Wednesday, 2 July 2008

Naked (1993, UK, Mike Leigh)

A corrosive view of London in the early 90s, reflecting the effects of Thatcherism, 'Naked' won two awards at Venice for both Leigh's direction and for David Thewlis in his role as Johnny, a misanthropic and existentialist drifter. Previously known for his more light hearted comedy dramas with a social and political agenda of their own, 'Naked' is Leigh in truly darker terrain where any comedy that exists is of the blackest kind. Leigh opens with a completely ambiguous scene in a Manchester alleyway where Johnny has brutal sex with a woman which either is consented to or not - it's hard to tell, and this sets the tone for the entire film. Fleeing Manchester, Johnny heads for London to meet with an ex-girlfriend Louise (Lesley Sharp) and completely turns the worlds of everyone he meets upside down. It brings to mind the Devil/Christ figure of both 'Theorem' by Pasolini or 'Brimstone and Treacle' by Dennis Potter - Johnny similarly arrives from nowhere, leaves everyone's world in upheaval and vanishes.

Full of bile and self-loathing, he speaks to anyone and everyone on the London streets with a rapid fire delivery, which either bamboozles them or provokes violence, or in the case of Louise's flatmate Sophie (the late Katrin Cartlidge), she falls in love with him.

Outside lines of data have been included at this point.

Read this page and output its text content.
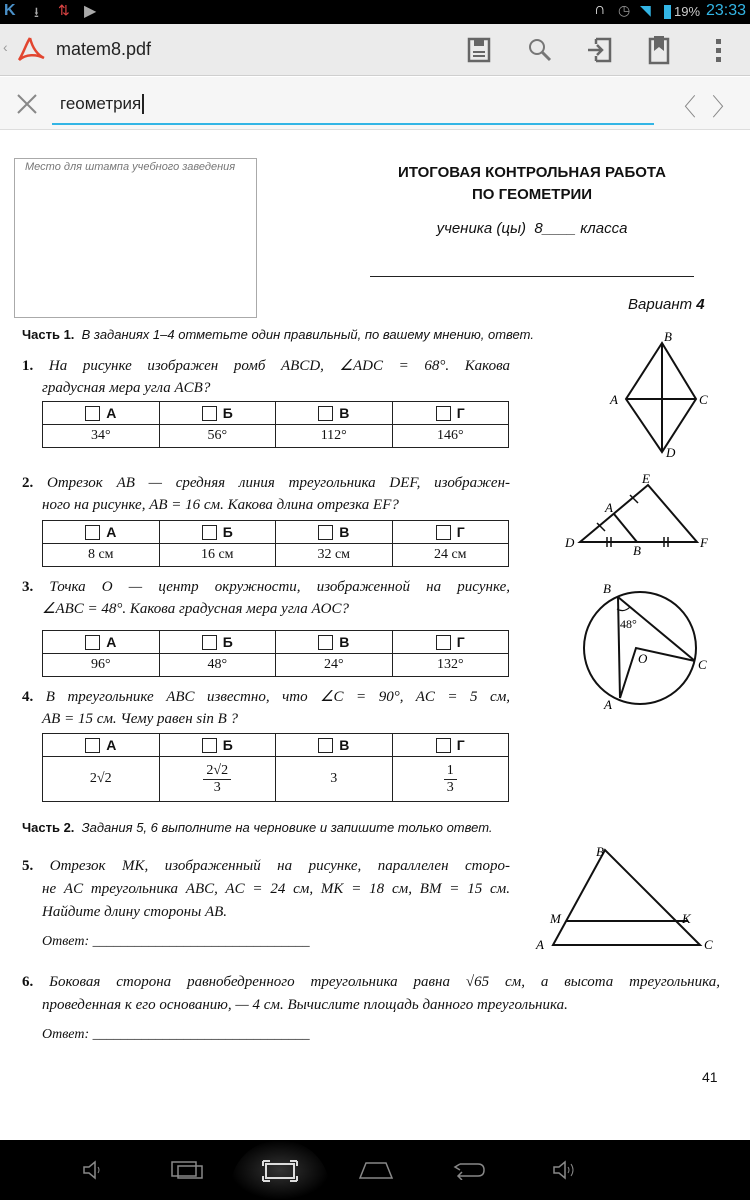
K ⭳ ⇅ ▶	∩ ◷ ◥ 19% 23:33
‹	matem8.pdf
геометрия	〈 〉
Место для штампа учебного заведения	ИТОГОВАЯ КОНТРОЛЬНАЯ РАБОТА
ПО ГЕОМЕТРИИ
ученика (цы)  8____ класса
Вариант 4
Часть 1. В заданиях 1–4 отметьте один правильный, по вашему мнению, ответ.
1. На рисунке изображен ромб ABCD, ∠ADC = 68°. Какова
градусная мера угла ACB?
А	Б	В	Г
34°	56°	112°	146°
2. Отрезок AB — средняя линия треугольника DEF, изображен-
ного на рисунке, AB = 16 см. Какова длина отрезка EF?
А	Б	В	Г
8 см	16 см	32 см	24 см
3. Точка O — центр окружности, изображенной на рисунке,
∠ABC = 48°. Какова градусная мера угла AOC?
А	Б	В	Г
96°	48°	24°	132°
4. В треугольнике ABC известно, что ∠C = 90°, AC = 5 см,
AB = 15 см. Чему равен sin B ?
А	Б	В	Г
2√2	$\frac{2√2}{3}$	3	$\frac{1}{3}$
Часть 2. Задания 5, 6 выполните на черновике и запишите только ответ.
5. Отрезок MK, изображенный на рисунке, параллелен сторо-
не AC треугольника ABC, AC = 24 см, MK = 18 см, BM = 15 см.
Найдите длину стороны AB.
Ответ: _______________________________
6. Боковая сторона равнобедренного треугольника равна √65 см, а высота треугольника,
проведенная к его основанию, — 4 см. Вычислите площадь данного треугольника.
Ответ: _______________________________
41
B
A	C
D
E
A
D
B
F
B
48°
O	C
A
B
M	K
A	C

What does Johnny represent? A Britain torn apart by the policies of Thatcher? A Britain that has lost hope, that has lost its place in the world? Despite his moral ambiguity, there is at least a sense of sympathy about him, even though he lies, cheats and betrays. Maybe it's his fierce intellect - he's a slightly more dangerous Jimmy Porter using the power of language to assert himself. Contrast this with Louise and Sophie's landlord Jeremy (Gregg Crutwell), the prime example of Thatcher's policies run amok. A vulgar, nasty yuppie who spits people up and chews them out, who wants nothing more than to assert his control over others, Jeremy's existence makes Johnny seem a salvageable cause. It's another Leigh cliché about the vulgarity of the upwardly mobile middle class, albeit a far more contemptible and violent stereotype than we're used to.

'Naked' presents contemporary London is a raw and macabre light, a world away from the cosiness of Richard Curtis's London, with more in common with say Stephen Frears' 'Dirty Pretty Things' - certainly that's the only film I recall since than shows London in such a tourist unfriendly fashion. This is a film about lives on the edge, lived dangerously, with a true sense of something near apocalyptic about to occur. Johnny's self-destructive behaviour is all he has in a world that has cut him adrift; perhaps his sole means of revenge upon the world. 4/5


Andrew K said...

I suppose Johnny is something of the fragile idealist who in the face of a world vastly at odds with the ideal, turns savage cynic. And naturally the type of world that Johnny meets is determined by his own nature, so it's not gonna be pretty.
Saw it again recently, and the one thing is though that the vileness of the Jeremy character sideline does damage rather than strengthen the film: the stench of a heavy-handed director rather than the feel of life. sS it a kind of lack of respect for the intelligence of the audience? Like the much more so moral vomit of Rrequiem for a Dream.